NEW DELHI: Questions over the death of Netaji Subhas Chandra Bose continue to perplex, the debate obtaining the aura of a mystique over the many years.
Author and Netaji's nephew Ashis Ray hopes to end the debate along with his book "Laid to Rest", which collates the findings of 11 different investigations and concludes that he died on August 18, 1945 in a aircraft crash in Taipei.

Ray says his book is the "white paper" at the enduring mystery of when the liberty fighter died.

The book, with a foreword via Netaji's daughter Anita Bose Pfaff, claims to end the debate once and for all via hanging across 11 investigations - legit and unofficial - that come to the similar conclusion.

"The an important element as to why this matter festered for 72 years is the truth that his brother and mentor, the one who was the true arbiter of this example, Sarat Bose, died in 1950 leaving this matter inconclusive.

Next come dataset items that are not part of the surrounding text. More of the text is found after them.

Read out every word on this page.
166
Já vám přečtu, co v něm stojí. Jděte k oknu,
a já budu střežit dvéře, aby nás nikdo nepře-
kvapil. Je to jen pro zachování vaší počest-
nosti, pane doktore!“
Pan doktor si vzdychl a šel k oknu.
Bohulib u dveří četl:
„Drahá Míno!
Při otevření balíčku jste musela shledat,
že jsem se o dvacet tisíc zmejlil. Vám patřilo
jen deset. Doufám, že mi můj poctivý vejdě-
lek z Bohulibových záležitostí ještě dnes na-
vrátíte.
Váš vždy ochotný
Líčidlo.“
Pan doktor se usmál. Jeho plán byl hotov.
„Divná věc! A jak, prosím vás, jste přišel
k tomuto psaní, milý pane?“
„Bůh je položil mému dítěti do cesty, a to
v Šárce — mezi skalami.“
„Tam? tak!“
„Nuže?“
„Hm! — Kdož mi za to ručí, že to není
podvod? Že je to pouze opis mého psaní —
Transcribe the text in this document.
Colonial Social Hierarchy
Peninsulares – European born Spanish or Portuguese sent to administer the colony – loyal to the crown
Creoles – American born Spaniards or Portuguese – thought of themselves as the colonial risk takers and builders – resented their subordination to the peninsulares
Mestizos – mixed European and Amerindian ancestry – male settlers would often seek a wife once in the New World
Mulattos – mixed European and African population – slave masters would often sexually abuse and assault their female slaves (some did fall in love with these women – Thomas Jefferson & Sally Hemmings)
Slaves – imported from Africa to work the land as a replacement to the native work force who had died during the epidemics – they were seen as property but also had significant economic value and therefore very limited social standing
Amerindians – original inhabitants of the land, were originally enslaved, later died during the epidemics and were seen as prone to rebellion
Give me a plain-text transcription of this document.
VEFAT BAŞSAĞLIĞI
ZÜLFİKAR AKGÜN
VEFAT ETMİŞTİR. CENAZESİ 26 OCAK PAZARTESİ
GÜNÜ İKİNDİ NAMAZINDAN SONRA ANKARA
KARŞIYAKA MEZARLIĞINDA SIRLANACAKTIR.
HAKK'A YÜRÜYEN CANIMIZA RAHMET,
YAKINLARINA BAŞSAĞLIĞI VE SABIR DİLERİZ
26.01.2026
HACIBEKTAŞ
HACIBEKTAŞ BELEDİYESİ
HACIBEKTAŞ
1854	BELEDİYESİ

"My book brings in combination 11 different investigations - four Indian, 3 Japanese, 3 British and one Taiwanese - which reached the conclusion that Netaji died on 18 August, 1945 following the aircraft crash," the London-based author mentioned right through the book launch at Bikaner House here previous this week.

Giving details, Ray mentioned the crash took place because the airplane, which belonged to the Japanese Air Force, was "slightly" faulty and nosedived as soon it took off from Taipei.

Though Bose came out alive, he died the similar evening on the Nanmon Military Hospital.

"There were 13-14 passengers in the aircraft and half of them died. Netaji survived for few hours. There were seven survivors and 6 of them have again and again provided sworn testimonies as to what occur to them and what they noticed, and it is something which is totally undeniable," he mentioned.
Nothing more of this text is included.